Drace smiled with pleasure at the sight of the stallion in the sunlit paddock. The dark chestnut stallion’s coat glimmered with fiery glints.
“Oh Christ,” he whispered as the stallion trotted around the Don at the end of his line. “Is this horse for sale?” Drace asked, trying to keep the eagerness out of his voice.
“Si, Señor, MacKinnon, but he will not go cheaply,” the Don answered truthfully.
“I’d like to ride him if I may.”
“Of course, Señor.” The Don ordered a groom to have the horse saddled for Drace to ride.
Afterwards, the group retired to the house for cool drinks.
“So, Señor MacKinnon, it would seem you know horseflesh. Have you seen anything you like today?”
“I’ve seen some wonderful horses. You have impressive stock, sir. Contessa, the dark gray and the bay, Amada.”
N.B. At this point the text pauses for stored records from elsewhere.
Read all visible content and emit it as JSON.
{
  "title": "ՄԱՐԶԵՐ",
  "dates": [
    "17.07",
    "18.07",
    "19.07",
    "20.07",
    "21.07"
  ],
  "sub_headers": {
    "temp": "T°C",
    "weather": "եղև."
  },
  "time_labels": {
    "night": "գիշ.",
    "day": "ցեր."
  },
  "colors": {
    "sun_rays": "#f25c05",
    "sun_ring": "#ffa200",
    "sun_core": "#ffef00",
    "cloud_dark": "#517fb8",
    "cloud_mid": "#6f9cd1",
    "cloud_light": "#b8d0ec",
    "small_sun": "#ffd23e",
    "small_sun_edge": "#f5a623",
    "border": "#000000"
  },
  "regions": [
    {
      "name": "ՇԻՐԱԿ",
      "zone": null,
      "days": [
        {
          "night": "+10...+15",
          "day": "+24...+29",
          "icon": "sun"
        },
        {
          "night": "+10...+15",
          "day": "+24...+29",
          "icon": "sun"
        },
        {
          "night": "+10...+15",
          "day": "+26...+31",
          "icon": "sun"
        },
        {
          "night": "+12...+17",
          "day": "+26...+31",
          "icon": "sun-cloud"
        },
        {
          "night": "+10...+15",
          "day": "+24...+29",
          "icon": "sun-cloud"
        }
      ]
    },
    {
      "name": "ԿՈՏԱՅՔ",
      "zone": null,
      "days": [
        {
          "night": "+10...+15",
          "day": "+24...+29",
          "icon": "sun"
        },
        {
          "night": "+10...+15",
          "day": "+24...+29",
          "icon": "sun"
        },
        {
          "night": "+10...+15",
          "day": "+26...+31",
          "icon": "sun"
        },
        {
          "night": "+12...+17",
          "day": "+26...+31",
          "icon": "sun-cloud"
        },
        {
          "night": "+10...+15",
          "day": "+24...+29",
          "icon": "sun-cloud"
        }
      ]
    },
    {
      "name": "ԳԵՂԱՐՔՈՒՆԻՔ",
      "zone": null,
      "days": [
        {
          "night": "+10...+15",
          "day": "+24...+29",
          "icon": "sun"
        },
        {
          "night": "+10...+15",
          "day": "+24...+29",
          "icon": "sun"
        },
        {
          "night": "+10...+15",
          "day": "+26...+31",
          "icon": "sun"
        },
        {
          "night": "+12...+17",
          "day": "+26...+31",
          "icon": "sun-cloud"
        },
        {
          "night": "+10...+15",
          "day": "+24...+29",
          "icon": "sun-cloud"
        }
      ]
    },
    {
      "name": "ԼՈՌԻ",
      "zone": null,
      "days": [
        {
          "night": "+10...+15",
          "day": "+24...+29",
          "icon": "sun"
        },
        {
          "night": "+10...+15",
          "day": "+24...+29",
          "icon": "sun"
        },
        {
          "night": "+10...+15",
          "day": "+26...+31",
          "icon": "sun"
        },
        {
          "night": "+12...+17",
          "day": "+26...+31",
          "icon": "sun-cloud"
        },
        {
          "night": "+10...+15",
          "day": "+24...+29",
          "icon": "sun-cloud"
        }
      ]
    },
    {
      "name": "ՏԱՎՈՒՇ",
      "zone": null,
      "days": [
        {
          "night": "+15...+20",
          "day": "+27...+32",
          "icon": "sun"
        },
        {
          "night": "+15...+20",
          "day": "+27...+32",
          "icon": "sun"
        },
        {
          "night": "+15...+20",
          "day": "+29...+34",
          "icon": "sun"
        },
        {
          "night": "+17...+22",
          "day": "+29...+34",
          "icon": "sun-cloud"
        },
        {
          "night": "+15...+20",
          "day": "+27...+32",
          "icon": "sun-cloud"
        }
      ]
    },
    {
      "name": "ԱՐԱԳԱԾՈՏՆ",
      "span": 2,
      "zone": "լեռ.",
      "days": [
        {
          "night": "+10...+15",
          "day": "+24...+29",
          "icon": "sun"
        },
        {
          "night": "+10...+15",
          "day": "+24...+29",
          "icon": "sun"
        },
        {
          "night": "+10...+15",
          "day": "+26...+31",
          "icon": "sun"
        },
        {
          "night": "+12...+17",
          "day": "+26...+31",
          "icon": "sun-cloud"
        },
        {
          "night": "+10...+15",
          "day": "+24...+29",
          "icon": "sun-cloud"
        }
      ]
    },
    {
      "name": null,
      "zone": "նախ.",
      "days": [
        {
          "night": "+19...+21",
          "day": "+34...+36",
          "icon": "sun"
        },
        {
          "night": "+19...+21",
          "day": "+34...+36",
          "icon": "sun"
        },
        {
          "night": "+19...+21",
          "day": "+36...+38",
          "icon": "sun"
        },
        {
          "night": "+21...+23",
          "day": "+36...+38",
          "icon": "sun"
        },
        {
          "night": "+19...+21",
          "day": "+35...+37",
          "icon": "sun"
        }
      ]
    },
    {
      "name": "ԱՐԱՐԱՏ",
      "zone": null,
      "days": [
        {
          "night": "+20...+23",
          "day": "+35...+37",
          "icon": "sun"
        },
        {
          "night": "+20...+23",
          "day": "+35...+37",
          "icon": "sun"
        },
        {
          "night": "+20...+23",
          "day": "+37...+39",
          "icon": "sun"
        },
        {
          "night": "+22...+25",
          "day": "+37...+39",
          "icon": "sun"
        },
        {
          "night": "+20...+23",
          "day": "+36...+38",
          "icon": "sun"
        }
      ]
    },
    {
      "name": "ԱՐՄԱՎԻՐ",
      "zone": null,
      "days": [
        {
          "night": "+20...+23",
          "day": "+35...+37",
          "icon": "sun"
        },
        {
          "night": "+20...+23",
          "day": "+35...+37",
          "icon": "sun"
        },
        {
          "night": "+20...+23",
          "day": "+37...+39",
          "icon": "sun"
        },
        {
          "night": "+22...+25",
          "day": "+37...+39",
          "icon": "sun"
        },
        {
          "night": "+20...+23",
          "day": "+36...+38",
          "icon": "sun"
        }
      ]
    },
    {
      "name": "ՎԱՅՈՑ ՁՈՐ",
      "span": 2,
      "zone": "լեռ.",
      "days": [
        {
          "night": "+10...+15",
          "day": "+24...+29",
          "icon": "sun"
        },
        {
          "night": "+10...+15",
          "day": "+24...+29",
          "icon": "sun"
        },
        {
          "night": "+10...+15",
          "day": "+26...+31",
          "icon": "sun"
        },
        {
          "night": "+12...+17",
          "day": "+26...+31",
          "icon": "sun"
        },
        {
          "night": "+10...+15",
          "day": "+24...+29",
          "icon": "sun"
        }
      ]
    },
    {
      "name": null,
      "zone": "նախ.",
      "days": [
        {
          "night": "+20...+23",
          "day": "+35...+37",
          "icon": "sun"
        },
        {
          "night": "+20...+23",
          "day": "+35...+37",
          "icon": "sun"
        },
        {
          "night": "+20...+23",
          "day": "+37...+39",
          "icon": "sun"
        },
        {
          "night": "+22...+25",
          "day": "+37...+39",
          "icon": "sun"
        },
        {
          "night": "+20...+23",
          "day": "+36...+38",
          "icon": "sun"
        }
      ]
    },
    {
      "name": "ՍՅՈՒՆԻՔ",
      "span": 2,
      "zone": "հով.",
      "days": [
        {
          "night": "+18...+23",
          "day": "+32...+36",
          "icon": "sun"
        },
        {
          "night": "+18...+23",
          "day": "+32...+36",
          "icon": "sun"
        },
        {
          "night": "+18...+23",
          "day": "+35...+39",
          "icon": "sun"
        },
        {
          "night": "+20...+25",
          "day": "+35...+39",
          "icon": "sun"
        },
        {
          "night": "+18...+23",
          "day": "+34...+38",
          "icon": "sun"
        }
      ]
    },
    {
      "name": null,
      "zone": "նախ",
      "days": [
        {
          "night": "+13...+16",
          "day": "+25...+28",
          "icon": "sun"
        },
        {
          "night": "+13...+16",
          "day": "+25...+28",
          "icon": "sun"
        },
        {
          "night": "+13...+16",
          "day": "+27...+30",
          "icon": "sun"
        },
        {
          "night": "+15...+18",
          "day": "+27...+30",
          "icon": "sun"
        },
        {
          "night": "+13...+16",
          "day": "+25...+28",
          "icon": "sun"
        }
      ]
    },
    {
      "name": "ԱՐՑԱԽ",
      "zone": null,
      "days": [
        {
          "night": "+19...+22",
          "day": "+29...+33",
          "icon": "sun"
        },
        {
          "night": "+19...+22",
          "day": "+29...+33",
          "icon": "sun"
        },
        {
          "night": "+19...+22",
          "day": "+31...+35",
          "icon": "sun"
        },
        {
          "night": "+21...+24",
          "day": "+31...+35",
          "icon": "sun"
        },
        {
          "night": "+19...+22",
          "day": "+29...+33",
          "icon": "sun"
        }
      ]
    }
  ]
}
The two men negotiated and reached figures that pleased them both.
“Now, sir, the stallion. I didn’t catch his name,” Drace inquired.
“Leon de Corazon.
Lion Heart in English, or more literally, Heart of the Lion.”
Drace sat back in his chair and took a long swallow of tea while he gathered himself. The horse’s name had caught him unaware. It was strange because the moment saw the stallion’s inquisitive eyes, his first thought was:
Ki would love him.
“How much for the horse?” he asked.
The Don gave an astronomical figure, which moved Drace into a serious business mode, continuing to negotiate until the Don finally gave in to Drace’s final offer for the stallion. Afterwards, the two men made the necessary arrangements to get the three horses shipped to Virginia.
As they were driving away from the farm, Cerise turned to Drace and said, “You paid entirely too much for that stallion.”
“Maybe…but I wanted him.”
“Yeah, well, I’d like to have bigger boobs, but we don’t always get what we want,” she argued.
“You can buy those too, if you have the money,” he teased, enjoying her frustration.
“How much would little Miss Tessa have to pay for you, big boy?”
Drace laughed. “They didn’t sell enough horses today to afford me, lady.”
Cerise laughed with him, glad to see him this happy. It had been awhile.